Wenn es sich anbietet, lässt er seinen Dienstwagen stehen und kommt mit Bus und Bahn zu seinen Terminen. Er geht gern zu Fuß. Er ist ausgesprochen nett und warmherzig. Wenn er sich nach dem persönlichen Befinden erkundigt, scheint das keine Floskel zu sein, sondern ehrliches Interesse. Kurzum: Brandenburgs Infrastrukturminister Guido Beermann (CDU) ist ein guter Mensch, der freundlichste Minister, den das Bundesland in den zurückliegenden Jahrzehnten hatte. Dass er so sympathisch rüberkommt, liegt auch daran, dass er überhaupt nicht wie ein Politiker wirkt.
Nicht umsonst sagt Ministerpräsident Dietmar Woidke (SPD): »Ich habe Guido Beermann stets sehr als verlässlichen, fairen und freundlichen Partner mit großer Fachkenntnis geschätzt.« Beermanns einzige erkennbare Schwäche: Er formuliert seine Sätze bei offiziellen Stellungnahmen ziemlich umständlich. Das brachte mit seinem Amtsantritt Ende 2019 Journalisten zur Verzweiflung, die ein griffiges Zitat von ihm benötigten.
Am Freitagabend meldete der CDU-Landesvorstand, Beermann wolle seine Funktion niederlegen. »Nach rund 30 Jahren in der Verwaltung und Regierung an verschiedenen Positionen strebe ich einen neuen Lebensabschnitt an. Ich möchte mir und vor allem meiner Familie in herausfordernden Zeiten eine private Auszeit gönnen und eine neue berufliche Herausforderung anstreben«, erklärte der 57-Jährige selbst. Er sei »sehr gerne Minister« gewesen. Aber zu einem solchen Beruf gehöre, »dass man selbst entscheiden kann, wenn es Zeit für etwas Anderes geworden ist«.

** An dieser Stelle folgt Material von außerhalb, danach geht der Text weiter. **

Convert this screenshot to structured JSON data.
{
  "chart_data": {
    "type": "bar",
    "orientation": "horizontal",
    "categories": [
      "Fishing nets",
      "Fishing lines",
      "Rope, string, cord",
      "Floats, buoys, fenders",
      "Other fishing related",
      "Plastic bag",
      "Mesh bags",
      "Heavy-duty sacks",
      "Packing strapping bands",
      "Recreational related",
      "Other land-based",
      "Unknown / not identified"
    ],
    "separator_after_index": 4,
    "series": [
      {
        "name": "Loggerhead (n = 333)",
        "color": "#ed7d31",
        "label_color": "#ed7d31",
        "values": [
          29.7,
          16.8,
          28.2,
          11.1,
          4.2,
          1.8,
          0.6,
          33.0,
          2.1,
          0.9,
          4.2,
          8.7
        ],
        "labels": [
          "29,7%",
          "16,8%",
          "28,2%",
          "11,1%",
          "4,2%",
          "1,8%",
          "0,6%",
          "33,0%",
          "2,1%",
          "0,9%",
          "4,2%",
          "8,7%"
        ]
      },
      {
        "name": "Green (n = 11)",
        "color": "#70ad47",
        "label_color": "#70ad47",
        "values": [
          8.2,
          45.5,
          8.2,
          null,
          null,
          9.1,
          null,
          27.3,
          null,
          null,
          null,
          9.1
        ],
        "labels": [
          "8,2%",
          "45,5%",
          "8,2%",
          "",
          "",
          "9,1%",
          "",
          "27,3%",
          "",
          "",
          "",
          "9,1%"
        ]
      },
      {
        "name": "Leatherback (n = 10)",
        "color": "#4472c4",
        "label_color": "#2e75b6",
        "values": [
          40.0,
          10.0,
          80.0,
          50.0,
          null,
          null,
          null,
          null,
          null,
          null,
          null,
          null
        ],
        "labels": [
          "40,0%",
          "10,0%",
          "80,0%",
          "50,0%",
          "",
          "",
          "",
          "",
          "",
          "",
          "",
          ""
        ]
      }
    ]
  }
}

Dass Beermann ein sympathischer Kollege sei, aber eigentlich kein Politiker, war hinter vorgehaltener Hand schon früher aus der CDU zu hören. Auch dass er nach der Landtagswahl am 22. September 2024 nicht weitermachen würde, deutete sich an. Der Rückzug schon jetzt kommt allerdings überraschend. Es übernimmt Staatssekretär Rainer Genilke. Der ist anders als Beermann kein Seiteneinsteiger in die Landespolitik, sondern von 2009 bis 2019 Landtagsabgeordneter gewesen. Genilke hat im Gegensatz zu Beermann eine Ostbiografie und ist eher der Typ Minister, den eine zunehmend angriffslustige CDU im Wahlkampf gut gebrauchen kann. Beermann konnte zwar durchaus ärgerlich werden, etwa beim letztendlich gescheiterten Dialog mit der Volksinitiative »Verkehrswende jetzt!«[1]. Als Feindbild eines unverbesserlichen Autolobbyisten eignete er sich jedoch nicht. Das passte nicht ins CDU-Schema.
Die Lebensentscheidung von Beermann verdiene Respekt, würdigte CDU-Landeschef Jan Redmann. Der scheidende Minister könne auf eine echte Erfolgsgeschichte zurückblicken[2]. »Noch nie ist so viel Geld für das Straßen- und Radverkehrsnetz[3] zur Verfügung gestellt worden.« Mit dem letzten Fahrplanwechsel sei die größte Fahrplanausweitung in der Geschichte Brandenburgs einhergegangen, sagte Redmann. Nachfolger Genilke meinte, es gelte jetzt, die Erfolgsgeschichte fortzuschreiben. »Mehr Schiene gibt es nicht zum Nulltarif.« Er werde nicht lockerlassen und beim Bund eine Erhöhung der Mittel einfordern, kündigte der 55-Jährige an.
»Rainer Genilke wird als Minister nun zeigen müssen, dass er in der Lage ist, in den letzten Monaten dieser Wahlperiode endlich mal Akzente zu setzen«, reagierte am Sonntag der Landtagsabgeordnete Andreas Büttner (Linke). »Wir sind in der Reaktivierung von Schienenstrecken nicht weitergekommen, der Ausbau der Radinfrastruktur läuft schleppend, günstige Tickets verweigert die Landesregierung.« Dafür trage auch der bisherige Staatssekretär Verantwortung. Die Linke erwarte wenig von Genilke, wünsche ihm aber Erfolg.